"Sono morto una volta e quindi posso vivere. Forse questa è la mia vera storia."
La memoria di un flusso (assestato) di immagini restituisce al ricordo alcuni precisi indizi per sopprimerne altri. E allora semplici fatti raccontati diventano ricordi significativi, racconti, attimi di vita che si raggrumano intorno a nuclei di ricordi per essere testimoniati. Il film procede intorno a questi momenti salvati all’oblio dell’indescrivibile, per restituire volti precisi, destini che progressivamente virano dal colore al bianco e nero, mano a mano che la vita si allontana.

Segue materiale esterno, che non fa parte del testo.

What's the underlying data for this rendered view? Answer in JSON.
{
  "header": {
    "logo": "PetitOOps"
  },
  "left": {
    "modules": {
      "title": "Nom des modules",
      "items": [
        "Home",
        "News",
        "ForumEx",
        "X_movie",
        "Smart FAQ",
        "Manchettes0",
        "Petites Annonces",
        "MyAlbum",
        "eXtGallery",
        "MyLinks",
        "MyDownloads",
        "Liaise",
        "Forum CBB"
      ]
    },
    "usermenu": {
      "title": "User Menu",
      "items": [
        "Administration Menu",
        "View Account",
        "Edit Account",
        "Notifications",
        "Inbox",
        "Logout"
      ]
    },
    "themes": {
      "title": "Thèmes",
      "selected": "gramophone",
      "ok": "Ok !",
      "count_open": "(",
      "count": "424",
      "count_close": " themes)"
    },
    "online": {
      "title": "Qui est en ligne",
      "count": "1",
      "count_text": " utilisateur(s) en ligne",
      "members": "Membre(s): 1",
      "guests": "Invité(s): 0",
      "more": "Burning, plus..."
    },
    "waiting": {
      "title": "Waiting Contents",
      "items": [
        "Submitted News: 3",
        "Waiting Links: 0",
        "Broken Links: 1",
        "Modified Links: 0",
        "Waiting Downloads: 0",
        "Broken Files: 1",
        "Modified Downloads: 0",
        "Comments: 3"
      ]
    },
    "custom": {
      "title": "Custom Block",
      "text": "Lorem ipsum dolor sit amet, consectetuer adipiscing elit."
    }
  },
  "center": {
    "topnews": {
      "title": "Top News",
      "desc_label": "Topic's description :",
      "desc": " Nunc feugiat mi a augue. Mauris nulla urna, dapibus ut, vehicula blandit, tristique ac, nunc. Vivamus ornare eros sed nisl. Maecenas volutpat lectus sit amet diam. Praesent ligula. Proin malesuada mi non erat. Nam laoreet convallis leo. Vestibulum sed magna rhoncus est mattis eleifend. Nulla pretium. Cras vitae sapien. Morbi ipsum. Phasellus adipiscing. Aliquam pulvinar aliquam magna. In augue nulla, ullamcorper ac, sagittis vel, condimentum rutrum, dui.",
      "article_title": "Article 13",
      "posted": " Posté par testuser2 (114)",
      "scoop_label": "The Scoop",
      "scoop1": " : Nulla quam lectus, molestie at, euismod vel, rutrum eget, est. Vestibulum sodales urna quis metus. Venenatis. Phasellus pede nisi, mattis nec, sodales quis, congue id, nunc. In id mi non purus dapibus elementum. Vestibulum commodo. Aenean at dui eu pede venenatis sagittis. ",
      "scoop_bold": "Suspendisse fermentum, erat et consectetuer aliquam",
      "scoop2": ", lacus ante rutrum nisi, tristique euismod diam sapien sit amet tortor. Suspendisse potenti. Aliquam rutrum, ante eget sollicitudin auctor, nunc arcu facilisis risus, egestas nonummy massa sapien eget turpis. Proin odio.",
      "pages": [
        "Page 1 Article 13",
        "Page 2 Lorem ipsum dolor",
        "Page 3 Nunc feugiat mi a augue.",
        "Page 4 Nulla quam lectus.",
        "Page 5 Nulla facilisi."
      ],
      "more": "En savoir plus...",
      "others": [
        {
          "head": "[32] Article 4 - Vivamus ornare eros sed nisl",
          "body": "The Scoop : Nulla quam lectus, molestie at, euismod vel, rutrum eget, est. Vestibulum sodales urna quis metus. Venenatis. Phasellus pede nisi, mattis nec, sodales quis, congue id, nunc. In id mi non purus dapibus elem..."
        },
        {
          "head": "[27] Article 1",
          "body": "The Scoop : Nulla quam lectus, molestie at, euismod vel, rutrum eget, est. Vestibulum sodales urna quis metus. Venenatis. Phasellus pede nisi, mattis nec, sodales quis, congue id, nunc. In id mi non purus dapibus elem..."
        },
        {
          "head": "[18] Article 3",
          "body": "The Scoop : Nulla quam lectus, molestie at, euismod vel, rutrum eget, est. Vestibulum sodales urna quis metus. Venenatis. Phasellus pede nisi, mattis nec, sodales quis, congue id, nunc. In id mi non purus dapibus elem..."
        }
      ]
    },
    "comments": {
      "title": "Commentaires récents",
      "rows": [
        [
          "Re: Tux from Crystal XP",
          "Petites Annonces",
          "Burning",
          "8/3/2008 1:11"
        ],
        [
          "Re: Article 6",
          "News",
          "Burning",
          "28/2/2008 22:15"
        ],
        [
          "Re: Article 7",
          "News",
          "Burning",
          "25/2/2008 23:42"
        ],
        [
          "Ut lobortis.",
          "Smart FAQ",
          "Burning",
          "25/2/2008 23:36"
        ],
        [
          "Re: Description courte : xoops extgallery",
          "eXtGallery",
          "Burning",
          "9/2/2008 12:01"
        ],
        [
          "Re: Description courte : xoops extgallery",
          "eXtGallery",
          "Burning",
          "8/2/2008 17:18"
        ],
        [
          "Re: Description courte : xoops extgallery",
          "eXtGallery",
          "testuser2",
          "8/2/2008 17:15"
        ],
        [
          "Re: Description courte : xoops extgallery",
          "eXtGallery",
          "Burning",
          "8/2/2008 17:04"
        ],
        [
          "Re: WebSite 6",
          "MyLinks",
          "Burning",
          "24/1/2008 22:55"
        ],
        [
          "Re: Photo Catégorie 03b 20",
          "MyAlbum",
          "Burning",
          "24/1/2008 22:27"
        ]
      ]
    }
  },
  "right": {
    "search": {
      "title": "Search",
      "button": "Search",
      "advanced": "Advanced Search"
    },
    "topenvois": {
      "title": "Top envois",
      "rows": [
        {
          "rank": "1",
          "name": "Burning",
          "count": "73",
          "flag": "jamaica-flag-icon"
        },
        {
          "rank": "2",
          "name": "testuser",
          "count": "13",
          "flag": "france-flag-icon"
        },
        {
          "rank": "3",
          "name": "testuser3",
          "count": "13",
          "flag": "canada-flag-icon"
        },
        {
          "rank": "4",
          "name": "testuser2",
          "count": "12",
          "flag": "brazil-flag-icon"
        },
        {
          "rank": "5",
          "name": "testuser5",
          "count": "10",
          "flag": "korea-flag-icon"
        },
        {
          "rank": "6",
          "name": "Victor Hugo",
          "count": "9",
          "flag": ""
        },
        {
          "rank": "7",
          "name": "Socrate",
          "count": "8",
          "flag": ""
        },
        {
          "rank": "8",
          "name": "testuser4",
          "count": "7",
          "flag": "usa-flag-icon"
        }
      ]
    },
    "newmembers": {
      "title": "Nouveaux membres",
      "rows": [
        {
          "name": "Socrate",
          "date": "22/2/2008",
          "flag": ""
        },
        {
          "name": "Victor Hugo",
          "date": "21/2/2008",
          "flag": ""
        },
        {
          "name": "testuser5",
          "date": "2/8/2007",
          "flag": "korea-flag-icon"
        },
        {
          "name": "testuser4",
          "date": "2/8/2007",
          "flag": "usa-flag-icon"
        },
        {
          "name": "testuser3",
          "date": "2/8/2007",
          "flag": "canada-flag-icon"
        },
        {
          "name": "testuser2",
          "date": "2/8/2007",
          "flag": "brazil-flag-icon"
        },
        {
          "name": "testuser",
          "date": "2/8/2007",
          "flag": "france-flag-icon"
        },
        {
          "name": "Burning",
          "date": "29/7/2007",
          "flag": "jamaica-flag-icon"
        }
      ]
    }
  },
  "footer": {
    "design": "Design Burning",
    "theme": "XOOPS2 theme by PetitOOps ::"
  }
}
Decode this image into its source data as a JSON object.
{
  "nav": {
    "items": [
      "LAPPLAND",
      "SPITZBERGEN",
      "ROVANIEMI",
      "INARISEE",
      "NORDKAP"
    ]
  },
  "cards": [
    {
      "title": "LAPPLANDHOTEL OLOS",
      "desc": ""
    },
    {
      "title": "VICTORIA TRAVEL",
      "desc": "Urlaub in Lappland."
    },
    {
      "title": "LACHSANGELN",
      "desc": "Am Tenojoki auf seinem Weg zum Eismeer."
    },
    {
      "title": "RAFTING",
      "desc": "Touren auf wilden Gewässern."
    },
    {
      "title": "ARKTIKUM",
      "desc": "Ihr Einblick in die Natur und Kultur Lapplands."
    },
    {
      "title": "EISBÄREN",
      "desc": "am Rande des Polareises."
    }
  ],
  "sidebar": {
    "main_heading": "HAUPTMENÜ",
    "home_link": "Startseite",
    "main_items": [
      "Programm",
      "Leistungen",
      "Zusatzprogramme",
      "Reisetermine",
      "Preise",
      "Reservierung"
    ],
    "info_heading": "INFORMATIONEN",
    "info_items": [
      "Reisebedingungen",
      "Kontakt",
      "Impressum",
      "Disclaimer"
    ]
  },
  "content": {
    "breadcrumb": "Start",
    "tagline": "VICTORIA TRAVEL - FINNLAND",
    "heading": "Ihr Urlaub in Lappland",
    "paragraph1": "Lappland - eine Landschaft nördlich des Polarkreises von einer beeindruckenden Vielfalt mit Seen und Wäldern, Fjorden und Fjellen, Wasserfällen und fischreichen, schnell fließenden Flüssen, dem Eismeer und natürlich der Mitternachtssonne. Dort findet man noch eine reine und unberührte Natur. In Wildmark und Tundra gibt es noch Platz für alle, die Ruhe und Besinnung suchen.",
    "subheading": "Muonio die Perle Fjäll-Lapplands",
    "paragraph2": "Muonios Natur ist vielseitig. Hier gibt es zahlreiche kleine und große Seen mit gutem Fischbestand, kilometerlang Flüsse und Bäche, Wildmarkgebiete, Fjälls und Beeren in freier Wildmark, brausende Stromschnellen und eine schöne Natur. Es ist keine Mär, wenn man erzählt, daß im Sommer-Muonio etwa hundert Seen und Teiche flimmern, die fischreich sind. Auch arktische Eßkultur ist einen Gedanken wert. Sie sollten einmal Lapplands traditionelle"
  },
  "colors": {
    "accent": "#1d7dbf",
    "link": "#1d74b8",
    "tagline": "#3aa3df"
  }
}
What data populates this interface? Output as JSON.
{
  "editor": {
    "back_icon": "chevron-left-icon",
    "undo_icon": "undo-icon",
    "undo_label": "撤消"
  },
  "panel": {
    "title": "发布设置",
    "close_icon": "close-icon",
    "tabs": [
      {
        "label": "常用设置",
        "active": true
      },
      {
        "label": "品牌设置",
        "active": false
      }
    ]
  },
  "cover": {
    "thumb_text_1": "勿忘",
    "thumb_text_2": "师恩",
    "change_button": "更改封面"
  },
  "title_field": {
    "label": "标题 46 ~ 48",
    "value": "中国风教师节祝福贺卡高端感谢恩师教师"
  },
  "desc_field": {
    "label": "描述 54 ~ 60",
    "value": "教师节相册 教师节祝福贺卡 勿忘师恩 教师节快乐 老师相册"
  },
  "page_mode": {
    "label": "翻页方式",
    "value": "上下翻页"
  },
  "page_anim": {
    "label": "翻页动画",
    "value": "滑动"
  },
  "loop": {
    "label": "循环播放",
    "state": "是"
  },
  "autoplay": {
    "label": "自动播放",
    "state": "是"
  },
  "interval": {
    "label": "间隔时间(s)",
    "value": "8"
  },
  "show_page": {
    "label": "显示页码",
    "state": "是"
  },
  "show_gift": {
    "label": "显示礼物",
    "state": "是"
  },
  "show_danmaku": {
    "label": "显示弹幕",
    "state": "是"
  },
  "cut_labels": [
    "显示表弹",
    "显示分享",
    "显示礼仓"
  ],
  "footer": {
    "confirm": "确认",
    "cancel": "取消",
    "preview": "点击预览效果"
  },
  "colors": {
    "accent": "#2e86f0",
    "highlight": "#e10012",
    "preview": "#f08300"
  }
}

Antologia completa delle atrocità compiute dai nazisti sui prigionieri (con la "violenza" del dettaglio sul protagonista), "Senza destino" è un’indecisione (la sceneggiatura incagliata nella narrazione delle emozioni forti), uno sguardo spezzato (orrore o felicità ) che rappresenta il "dopo" entrato in scena e travolto dagli occhi straordinari di Gyuri, che sostiene di non essere stato all'inferno, semplicemente perchè questo non esiste mentre i campi di concentramento si. La prospettiva di ritrovare la propria libertà e intraprendere la riscoperta della sua natura (umana): "spoglie mortali", la parte finale di un film (e di un vivere) stentato, in un certo senso "ridotto al minimo", ma capace di oscillare tra intensità e gravità , tra labirinti mentali e malattie di ogni tipo, a partire da quella più devastante, un male dell’umanità , rappresentato dalla degenerazione a cui è stato sottoposto il popolo ebraico. Ogni avvenimento è determinato da ciò che lo precede, per questo è importante mostrarlo... Questa era l'intenzione. La base di tutto.